We ran at schools all over the southern half of New England, up and down muddy or rocky trails through woods, along streams, across golf courses, around ponds and beside country roads, sometimes dodging dogs and slipping on wet leaves. Almost all of the courses were hilly, and often steep.
Most of the schools were in the country or exurbia. So being on the team impressed on me again just how beautiful much of New England is, even when you’re seeing it while gasping for breath on a November Saturday when it’s blowing a gale and pouring, and the landscape is mostly brown.
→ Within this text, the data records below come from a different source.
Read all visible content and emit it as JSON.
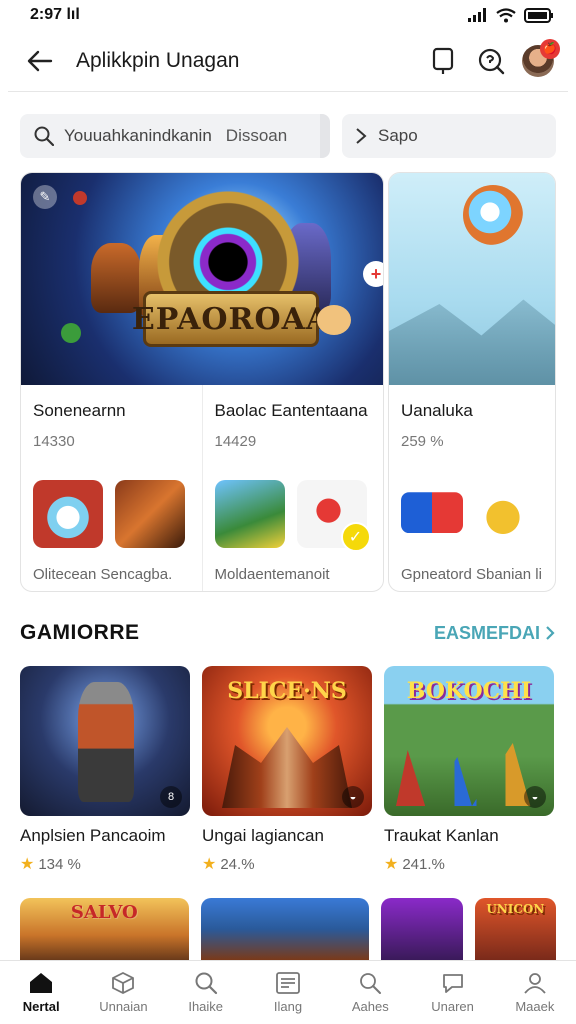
{
  "status_bar": {
    "time": "2:97 lıl"
  },
  "header": {
    "title": "Aplikkpin Unagan",
    "notification_badge": "🍎"
  },
  "search": {
    "main_text": "Youuahkanindkanin",
    "secondary_text": "Dissoan",
    "filter_text": "Sapo"
  },
  "featured": {
    "banner_logo": "EPAOROAA",
    "columns": [
      {
        "title": "Sonenearnn",
        "meta": "14330",
        "caption": "Olitecean Sencagba."
      },
      {
        "title": "Baolac Eantentaana",
        "meta": "14429",
        "caption": "Moldaentemanoit"
      },
      {
        "title": "Uanaluka",
        "meta": "259 %",
        "caption": "Gpneatord Sbanian"
      }
    ],
    "side_caption_suffix": "li"
  },
  "section": {
    "title": "GAMIORRE",
    "link": "EASMEFDAI"
  },
  "games": [
    {
      "name": "Anplsien Pancaoim",
      "rating": "134 %"
    },
    {
      "name": "Ungai lagiancan",
      "rating": "24.%"
    },
    {
      "name": "Traukat Kanlan",
      "rating": "241.%"
    }
  ],
  "game_logos": [
    "SLICE·NS",
    "BOKOCHI",
    "SALVO",
    "UNICON"
  ],
  "bottom_nav": [
    {
      "label": "Nertal",
      "icon": "home-icon",
      "active": true
    },
    {
      "label": "Unnaian",
      "icon": "cube-icon",
      "active": false
    },
    {
      "label": "Ihaike",
      "icon": "search-icon",
      "active": false
    },
    {
      "label": "Ilang",
      "icon": "list-icon",
      "active": false
    },
    {
      "label": "Aahes",
      "icon": "doc-search-icon",
      "active": false
    },
    {
      "label": "Unaren",
      "icon": "chat-icon",
      "active": false
    },
    {
      "label": "Maaek",
      "icon": "profile-icon",
      "active": false
    }
  ],
  "colors": {
    "accent_link": "#4aa6b6",
    "star": "#f2b01e",
    "badge_red": "#e53935"
  }
}
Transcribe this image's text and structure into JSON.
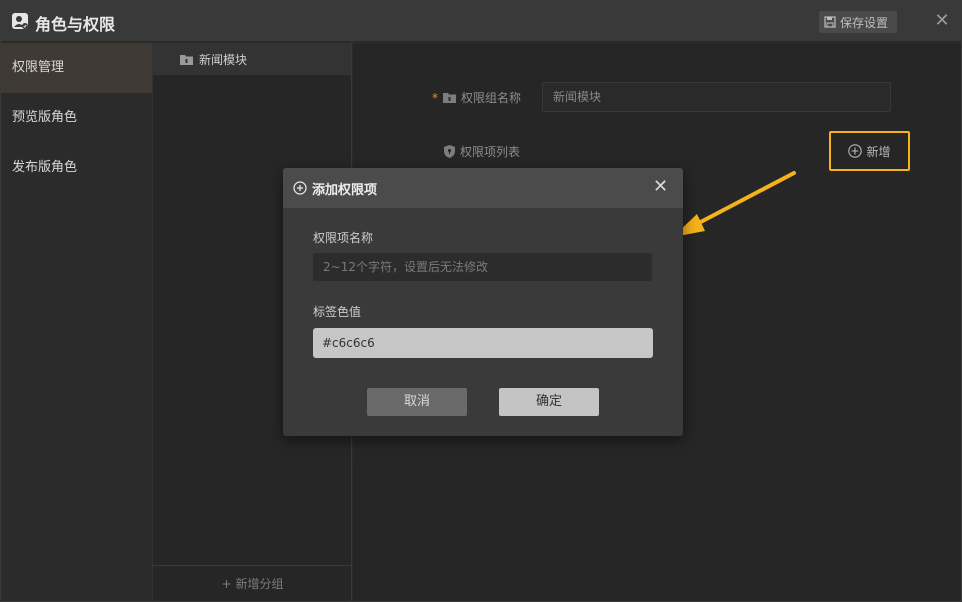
{
  "window": {
    "title": "角色与权限",
    "save_label": "保存设置",
    "close_glyph": "✕"
  },
  "sidebar": {
    "items": [
      {
        "label": "权限管理",
        "active": true
      },
      {
        "label": "预览版角色",
        "active": false
      },
      {
        "label": "发布版角色",
        "active": false
      }
    ]
  },
  "modules": {
    "items": [
      {
        "label": "新闻模块"
      }
    ],
    "add_group_label": "新增分组",
    "add_group_glyph": "+"
  },
  "main": {
    "required_mark": "*",
    "group_name_label": "权限组名称",
    "group_name_value": "新闻模块",
    "items_list_label": "权限项列表",
    "add_label": "新增",
    "highlight_color": "#f5b21a"
  },
  "dialog": {
    "title": "添加权限项",
    "close_glyph": "✕",
    "name_label": "权限项名称",
    "name_placeholder": "2~12个字符，设置后无法修改",
    "color_label": "标签色值",
    "color_value": "#c6c6c6",
    "cancel_label": "取消",
    "ok_label": "确定"
  }
}
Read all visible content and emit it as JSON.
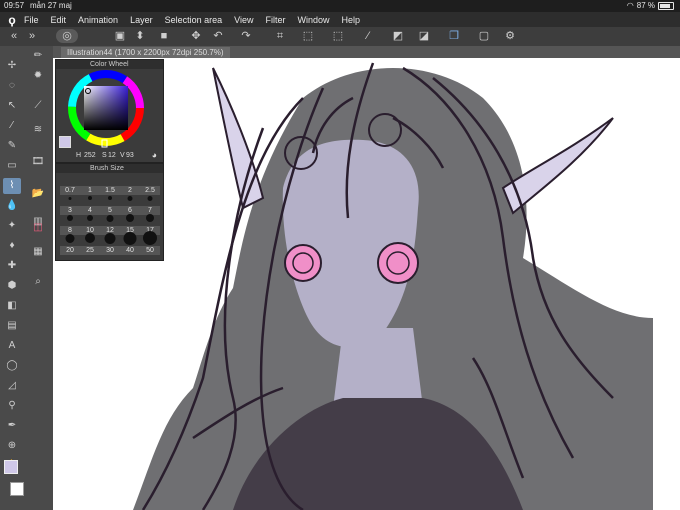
{
  "status_bar": {
    "time": "09:57",
    "date": "mån 27 maj",
    "battery": "87 %",
    "battery_level": 0.87
  },
  "menu": {
    "items": [
      "File",
      "Edit",
      "Animation",
      "Layer",
      "Selection area",
      "View",
      "Filter",
      "Window",
      "Help"
    ]
  },
  "document": {
    "tab_title": "Illustration44 (1700 x 2200px 72dpi 250.7%)"
  },
  "color_wheel": {
    "title": "Color Wheel",
    "h": "252",
    "s": "12",
    "v": "93",
    "main_color": "#cfc8e8"
  },
  "brush_size": {
    "title": "Brush Size",
    "sizes": [
      "0.7",
      "1",
      "1.5",
      "2",
      "2.5",
      "3",
      "4",
      "5",
      "6",
      "7",
      "8",
      "10",
      "12",
      "15",
      "17",
      "20",
      "25",
      "30",
      "40",
      "50"
    ]
  },
  "colors": {
    "accent": "#6d8fb3",
    "hair": "#6f6f72",
    "skin": "#b4b0c8",
    "eyes": "#f08fc8",
    "line": "#2a1e2e",
    "canvas": "#ffffff"
  }
}
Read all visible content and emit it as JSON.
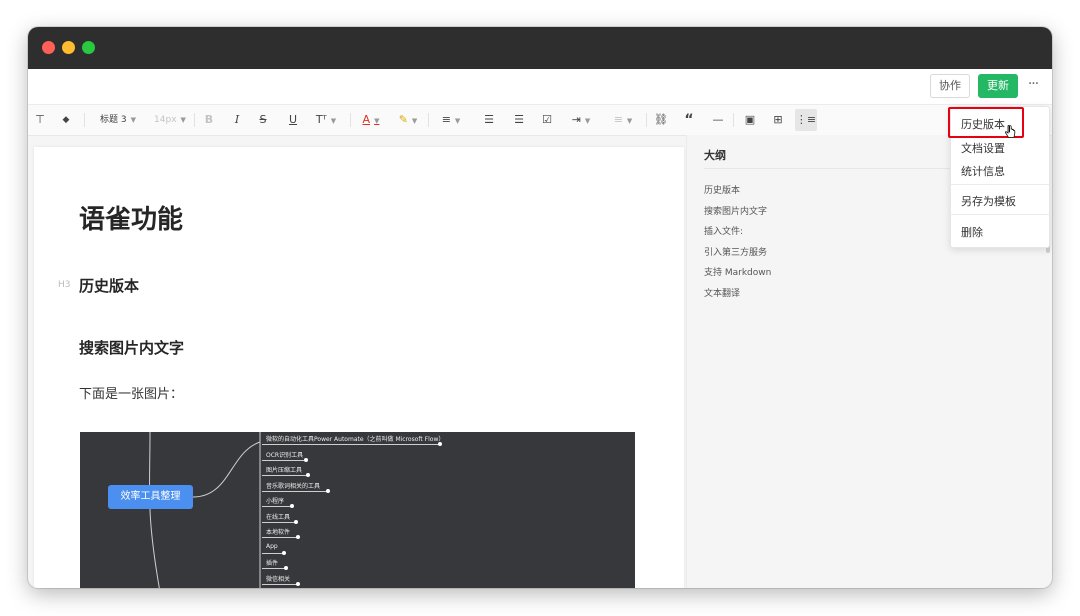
{
  "topbar": {
    "collab_label": "协作",
    "update_label": "更新",
    "more_label": "···"
  },
  "toolbar": {
    "items": [
      {
        "name": "format-painter-icon",
        "glyph": "⊤"
      },
      {
        "name": "eraser-icon",
        "glyph": "◆"
      },
      {
        "name": "heading-select",
        "glyph": "标题 3"
      },
      {
        "name": "font-size-select",
        "glyph": "14px"
      },
      {
        "name": "bold-icon",
        "glyph": "B"
      },
      {
        "name": "italic-icon",
        "glyph": "I"
      },
      {
        "name": "strikethrough-icon",
        "glyph": "S"
      },
      {
        "name": "underline-icon",
        "glyph": "U"
      },
      {
        "name": "superscript-icon",
        "glyph": "Tᵀ"
      },
      {
        "name": "font-color-icon",
        "glyph": "A"
      },
      {
        "name": "highlight-icon",
        "glyph": "✎"
      },
      {
        "name": "align-icon",
        "glyph": "≡"
      },
      {
        "name": "bulleted-list-icon",
        "glyph": "☰"
      },
      {
        "name": "numbered-list-icon",
        "glyph": "☰"
      },
      {
        "name": "checklist-icon",
        "glyph": "☑"
      },
      {
        "name": "indent-icon",
        "glyph": "⇥"
      },
      {
        "name": "line-spacing-icon",
        "glyph": "≡"
      },
      {
        "name": "link-icon",
        "glyph": "⛓"
      },
      {
        "name": "quote-icon",
        "glyph": "“"
      },
      {
        "name": "divider-icon",
        "glyph": "—"
      },
      {
        "name": "insert-card-icon",
        "glyph": "▣"
      },
      {
        "name": "insert-image-icon",
        "glyph": "⊞"
      },
      {
        "name": "outline-toggle-icon",
        "glyph": "⋮≡"
      }
    ]
  },
  "document": {
    "title": "语雀功能",
    "heading_hint": "H3",
    "section1": "历史版本",
    "section2": "搜索图片内文字",
    "paragraph": "下面是一张图片："
  },
  "mindmap": {
    "root": "效率工具整理",
    "nodes": [
      "微软的自动化工具Power Automate（之前叫做 Microsoft Flow）",
      "OCR识别工具",
      "图片压缩工具",
      "音乐歌词相关的工具",
      "小程序",
      "在线工具",
      "本地软件",
      "App",
      "插件",
      "微信相关"
    ]
  },
  "outline": {
    "title": "大纲",
    "items": [
      "历史版本",
      "搜索图片内文字",
      "插入文件:",
      "引入第三方服务",
      "支持 Markdown",
      "文本翻译"
    ]
  },
  "menu": {
    "items": [
      "历史版本",
      "文档设置",
      "统计信息",
      "另存为模板",
      "删除"
    ]
  },
  "colors": {
    "accent_green": "#25b864",
    "highlight_red": "#e60012",
    "mindmap_bg": "#36383b",
    "mindmap_root": "#4b8ff0"
  }
}
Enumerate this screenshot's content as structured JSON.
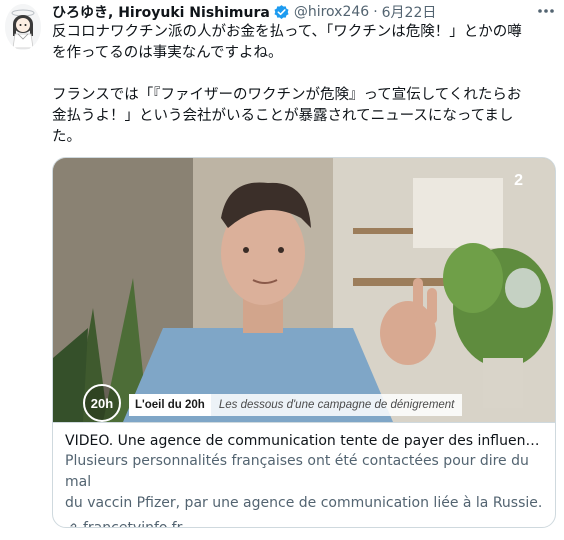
{
  "tweet": {
    "author_name": "ひろゆき, Hiroyuki Nishimura",
    "handle": "@hirox246",
    "separator": "·",
    "date": "6月22日",
    "text_line1": "反コロナワクチン派の人がお金を払って、「ワクチンは危険！」とかの噂",
    "text_line2": "を作ってるのは事実なんですよね。",
    "text_line3": "フランスでは「『ファイザーのワクチンが危険』って宣伝してくれたらお",
    "text_line4": "金払うよ！」という会社がいることが暴露されてニュースになってまし",
    "text_line5": "た。"
  },
  "card": {
    "title": "VIDEO. Une agence de communication tente de payer des influenceurs...",
    "description_line1": "Plusieurs personnalités françaises ont été contactées pour dire du mal",
    "description_line2": "du vaccin Pfizer, par une agence de communication liée à la Russie.",
    "domain": "francetvinfo.fr"
  },
  "video": {
    "badge": "20h",
    "show_title": "L'oeil du 20h",
    "subtitle": "Les dessous d'une campagne de dénigrement",
    "channel": "2"
  },
  "icons": {
    "more": "more-horizontal-icon",
    "verified": "verified-badge-icon",
    "link": "link-icon"
  },
  "colors": {
    "text": "#0f1419",
    "secondary": "#536471",
    "verified": "#1d9bf0",
    "border": "#cfd9de"
  }
}
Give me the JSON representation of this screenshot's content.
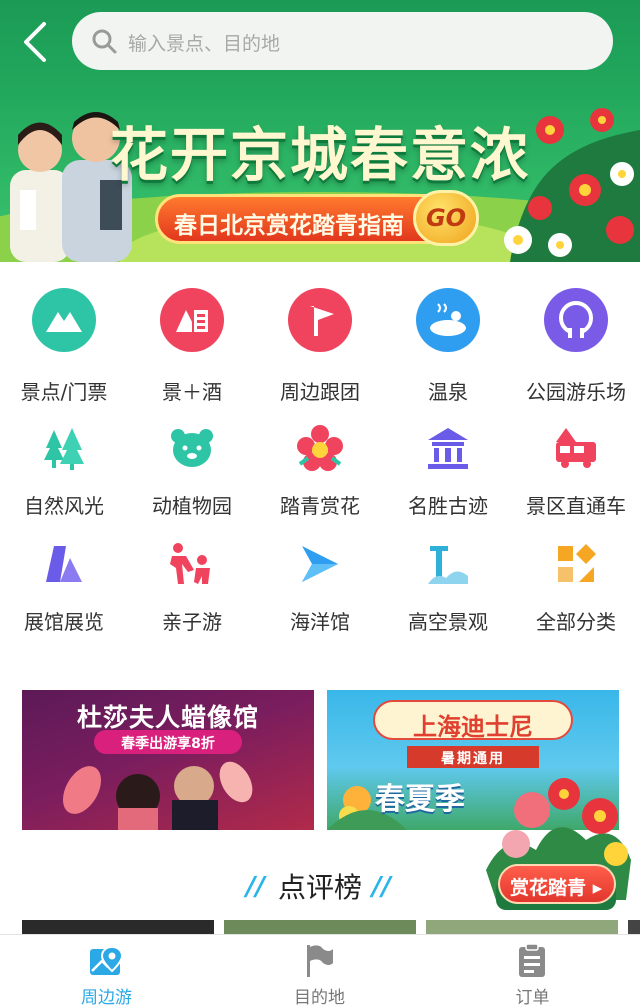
{
  "header": {
    "search_placeholder": "输入景点、目的地"
  },
  "hero": {
    "title": "花开京城春意浓",
    "pill_text": "春日北京赏花踏青指南",
    "go_label": "GO"
  },
  "categories": [
    {
      "label": "景点/门票",
      "icon": "mountain-icon",
      "color": "#2ec4a6"
    },
    {
      "label": "景＋酒",
      "icon": "hotel-icon",
      "color": "#f0435e"
    },
    {
      "label": "周边跟团",
      "icon": "flag-icon",
      "color": "#f0435e"
    },
    {
      "label": "温泉",
      "icon": "hot-spring-icon",
      "color": "#2f9ef0"
    },
    {
      "label": "公园游乐场",
      "icon": "ferris-wheel-icon",
      "color": "#7a5be8"
    },
    {
      "label": "自然风光",
      "icon": "trees-icon",
      "color": "#2ec4a6"
    },
    {
      "label": "动植物园",
      "icon": "bear-icon",
      "color": "#2ec4a6"
    },
    {
      "label": "踏青赏花",
      "icon": "flower-icon",
      "color": "#f0435e"
    },
    {
      "label": "名胜古迹",
      "icon": "temple-icon",
      "color": "#6a5be8"
    },
    {
      "label": "景区直通车",
      "icon": "bus-icon",
      "color": "#f0435e"
    },
    {
      "label": "展馆展览",
      "icon": "museum-icon",
      "color": "#6a5be8"
    },
    {
      "label": "亲子游",
      "icon": "family-icon",
      "color": "#f0435e"
    },
    {
      "label": "海洋馆",
      "icon": "fish-icon",
      "color": "#2f9ef0"
    },
    {
      "label": "高空景观",
      "icon": "tower-icon",
      "color": "#2fb0d8"
    },
    {
      "label": "全部分类",
      "icon": "grid-icon",
      "color": "#f5a623"
    }
  ],
  "promos": {
    "left": {
      "title": "杜莎夫人蜡像馆",
      "badge": "春季出游享8折"
    },
    "right": {
      "title": "上海迪士尼",
      "ribbon": "暑期通用",
      "subtitle": "春夏季"
    }
  },
  "float_badge": {
    "label": "赏花踏青",
    "arrow": "▸"
  },
  "ranking": {
    "title": "点评榜"
  },
  "tabs": [
    {
      "label": "周边游",
      "icon": "map-pin-icon",
      "active": true
    },
    {
      "label": "目的地",
      "icon": "flag-icon",
      "active": false
    },
    {
      "label": "订单",
      "icon": "clipboard-icon",
      "active": false
    }
  ],
  "colors": {
    "accent": "#2aa9e6",
    "hero_green": "#22a85d",
    "hero_title": "#fff7d0",
    "pill_orange": "#e2371d"
  }
}
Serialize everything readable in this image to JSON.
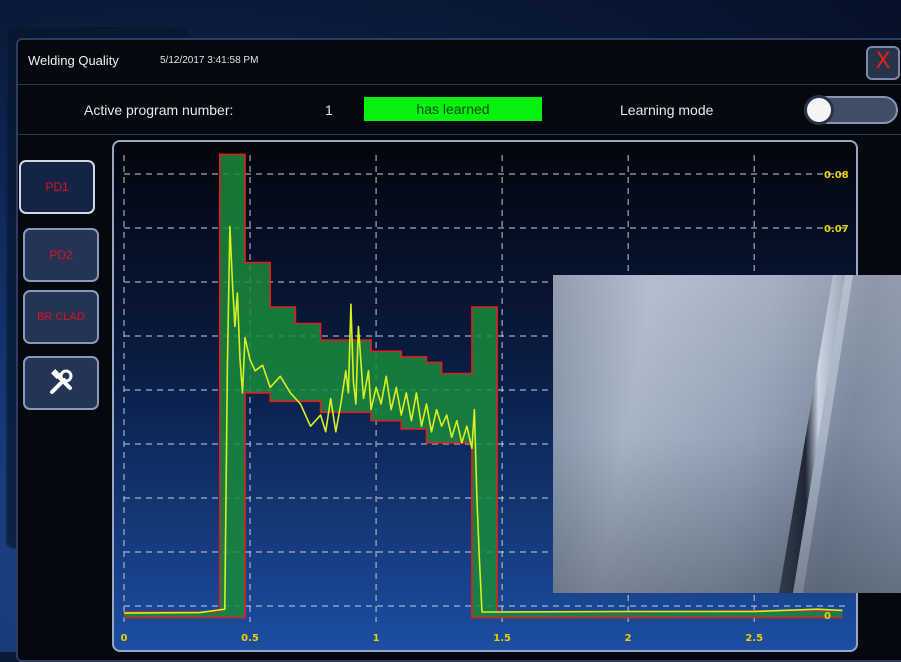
{
  "window": {
    "title": "Welding Quality",
    "timestamp": "5/12/2017 3:41:58 PM",
    "close_glyph": "X"
  },
  "status": {
    "program_label": "Active program number:",
    "program_number": "1",
    "learned_badge": "has learned",
    "learning_mode_label": "Learning mode",
    "learning_mode_on": false
  },
  "tabs": [
    {
      "label": "PD1",
      "active": true
    },
    {
      "label": "PD2",
      "active": false
    },
    {
      "label": "BR CLAD",
      "active": false
    },
    {
      "label": "",
      "icon": "tools-icon"
    }
  ],
  "colors": {
    "accent_green": "#08f00e",
    "envelope_fill": "#1a8a3c",
    "envelope_edge": "#e02020",
    "signal": "#d8f020",
    "axis_label": "#e8d000",
    "tab_text": "#e01020"
  },
  "chart_data": {
    "type": "line",
    "x_ticks": [
      "0",
      "0.5",
      "1",
      "1.5",
      "2",
      "2.5"
    ],
    "y_ticks": [
      "0",
      "0.07",
      "0.08"
    ],
    "xlim": [
      0,
      2.88
    ],
    "ylim": [
      -0.0013,
      0.0829
    ],
    "series": [
      {
        "role": "upper-envelope",
        "x": [
          0,
          0.38,
          0.38,
          0.48,
          0.48,
          0.58,
          0.58,
          0.68,
          0.68,
          0.78,
          0.78,
          0.98,
          0.98,
          1.1,
          1.1,
          1.2,
          1.2,
          1.26,
          1.26,
          1.38,
          1.38,
          1.48,
          1.48,
          2.0,
          2.75,
          2.85
        ],
        "y": [
          0.0005,
          0.0005,
          0.083,
          0.083,
          0.0635,
          0.0635,
          0.0555,
          0.0555,
          0.0525,
          0.0525,
          0.0495,
          0.0495,
          0.0475,
          0.0475,
          0.0465,
          0.0465,
          0.0455,
          0.0455,
          0.0435,
          0.0435,
          0.0555,
          0.0555,
          0.0005,
          0.0005,
          0.0008,
          0.0008
        ]
      },
      {
        "role": "lower-envelope",
        "x": [
          0,
          0.38,
          0.38,
          0.48,
          0.48,
          0.58,
          0.58,
          0.78,
          0.78,
          0.98,
          0.98,
          1.1,
          1.1,
          1.2,
          1.2,
          1.38,
          1.38,
          1.48,
          1.48,
          2.0,
          2.75,
          2.85
        ],
        "y": [
          -0.0005,
          -0.0005,
          -0.0005,
          -0.0005,
          0.04,
          0.04,
          0.0385,
          0.0385,
          0.0365,
          0.0365,
          0.035,
          0.035,
          0.0335,
          0.0335,
          0.031,
          0.031,
          -0.0005,
          -0.0005,
          -0.0005,
          -0.0005,
          -0.0005,
          -0.0005
        ]
      },
      {
        "role": "measured-signal",
        "x": [
          0,
          0.3,
          0.4,
          0.41,
          0.42,
          0.43,
          0.44,
          0.45,
          0.46,
          0.47,
          0.48,
          0.5,
          0.52,
          0.55,
          0.58,
          0.62,
          0.66,
          0.7,
          0.74,
          0.78,
          0.8,
          0.82,
          0.84,
          0.86,
          0.88,
          0.89,
          0.9,
          0.91,
          0.92,
          0.93,
          0.95,
          0.97,
          0.98,
          1.0,
          1.02,
          1.04,
          1.06,
          1.08,
          1.1,
          1.12,
          1.14,
          1.16,
          1.18,
          1.2,
          1.22,
          1.24,
          1.26,
          1.28,
          1.3,
          1.32,
          1.34,
          1.36,
          1.38,
          1.39,
          1.4,
          1.41,
          1.42,
          1.5,
          2.0,
          2.5,
          2.75,
          2.85
        ],
        "y": [
          0.0003,
          0.0004,
          0.001,
          0.045,
          0.07,
          0.06,
          0.052,
          0.058,
          0.046,
          0.04,
          0.05,
          0.046,
          0.044,
          0.045,
          0.041,
          0.043,
          0.04,
          0.038,
          0.034,
          0.036,
          0.033,
          0.039,
          0.033,
          0.038,
          0.044,
          0.04,
          0.056,
          0.042,
          0.038,
          0.052,
          0.039,
          0.044,
          0.037,
          0.041,
          0.038,
          0.043,
          0.037,
          0.041,
          0.036,
          0.04,
          0.035,
          0.04,
          0.034,
          0.038,
          0.033,
          0.037,
          0.034,
          0.036,
          0.032,
          0.035,
          0.031,
          0.034,
          0.03,
          0.037,
          0.021,
          0.01,
          0.0005,
          0.0005,
          0.0006,
          0.0006,
          0.001,
          0.0008
        ]
      }
    ]
  },
  "photo": {
    "description_icon": "weld-seam-photo"
  }
}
Our coach was a short, solid, bald man with piercing blue eyes who didn't look like a runner himself (more like Mr. Clean) called John Small, who also taught Latin and German. An Army veteran of the Battle of the Bulge, he was the perfect coach – (outwardly) calm and persistent, innovative in training methods and usually perceptive about the psyches of adolescent males.
As I came to know him a bit I learned that the most traumatic events of his life were, not unexpectedly, during the Battle of the Bulge, in which Mr. Small, barely out of boyhood, was ordered to do some lethal and desperate things in violation of the Geneva Conventions. A bachelor, he lived alone in a small apartment at the school and often seemed reclusive. You could often hear through his door Bach being played on his hi-fi. But most Sundays he could be seen in his Porsche with an attractive lady of about his age – 38-40 or so.
Maybe he had dealt with his trauma by taking cover in the soothing routine of a boarding school. But all in all, he was a very complicated man of mystery.